The movie that almost started World War III. Well, not really but it's still funny to think that a silly Seth Rogen flick caused this much of a ruckus. Especially after seeing the thing.

This should also be up at Channel 24 at some point and I'l post a link if and when that happens.

What it's about

Dave Skylark, the charismatic but not too bright anchor of an entertainment news show, is invited for a once-in-a-lifetime interview with North Korean dictator Kim Jong-un. Before he and his best friend/ producer, Aaron Rapaport, head off for their rendezvous with the infamous “Supreme Leader” in his home country, however, they are enlisted by the CIA to use their almost unheard of close proximity to Jong-un to discreetly assassinate him.

What we thought

At this point, the Interview is far more famous for the bizarre circumstances in which it was released than anything within the film itself – and, honestly, that's probably for the best.

It's not absolutely terrible by any means as it does contain an above average amount of laughs for a latter day Seth Rogen vehicle and both James Franco as the affably slappable Dave Skylark and Randall Park who is pretty damn great as Kim Jung-un himself offer up a couple of very enjoyable comic performances. At the same time, Rogen himself along with newcomer Diana Bang and the always welcome Lizzy Caplan more than hold their own as the film's relative straight men (and women) and, even when it's not causing you to bust a gut laughing (which is most of the time really) its nearly two-hour running time goes by pretty painlessly.

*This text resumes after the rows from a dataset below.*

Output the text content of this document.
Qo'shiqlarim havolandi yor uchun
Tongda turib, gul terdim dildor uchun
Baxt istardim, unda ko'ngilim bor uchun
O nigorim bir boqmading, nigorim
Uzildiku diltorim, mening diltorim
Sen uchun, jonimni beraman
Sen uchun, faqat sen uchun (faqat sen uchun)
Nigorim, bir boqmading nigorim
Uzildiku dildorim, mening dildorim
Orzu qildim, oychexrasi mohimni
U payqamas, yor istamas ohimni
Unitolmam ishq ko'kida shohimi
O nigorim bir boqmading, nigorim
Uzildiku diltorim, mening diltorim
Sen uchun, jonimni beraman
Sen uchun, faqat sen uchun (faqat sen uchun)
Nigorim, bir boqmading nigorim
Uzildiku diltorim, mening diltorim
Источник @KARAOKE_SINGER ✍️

The problem though, is that while it's perfectly OK as a very disposable, sporadically funny and dopey buddy-comedy, the film absolutely refuses to step up to the plate and do its potentially satirical, cutting and chutzpadik premise the justice it so absolutely deserves. The ludicrous over-reaction to it by North-Korean-sympathizing terrorists looks all the more silly when you consider just how infantile and safe the film ended up being. But then, terrorists have never exactly been known for either their sense of perspective or their ability to take a joke, now have they?

The biggest problem, I think, is that while the freewheeling and largely improvised Apatow-type comedy certainly has its charms – especially in the hands of Rogen, Franco and Goldberg, three of of Judd Apatow's most notable disciples – its lack of tight, disciplined gag writing is a huge problem for a film that's desperately in need of comedic focus.

Sure, some of the visual gags and one-liners do work but they don't do so often enough to disguise the fact that most of the comedy is ultimately inane and utterly toothless ad considering just how ripe a target North Korea so obviously is. Yes, the film does point out North Korea's atrocities but it does so more with lame moralizing than sharp comedy – and all things considered that's particularly unforgiveable for a film that's billed as a comedy in the first place!

In effect, The Interview is like the classic Captain America cover depicting the good Cap'n punching Hitler square in the face that was released at the height of World War II but instead of having Captain America punching Hitler, it had our hero cowering in the corner, waving an unsure finger, while Hitler takes up most of the cover - “getting all the good bits”, so to speak.

Mind you, on the other hand, the film's utter inanity might well be for the best. The film may feature a screenplay by Dan Sterling who has worked on quality and often very satirical TV comedy shows like the Office, South Park and The Daily Show with Jon Stewart, but considering the rest of the team's pedigree it's probably for the best that they aimed below the belt rather than above the neck. Consider, for example, that the film's only clear (well, clearish) message is that a fun but intentionally irreverent and irrelevant entertainment news show has just as much chance to change the world as serious investigative journalism!

So, yes, maybe Rogen and co. should stick to what they're good at (stoner comedy, poop jokes and daft banter) and leave the sharp satire to those who actually know what to do with it. But then, if that's the case, why on earth did they see the need to set their latest goofy comedy in North Korea, in the first place?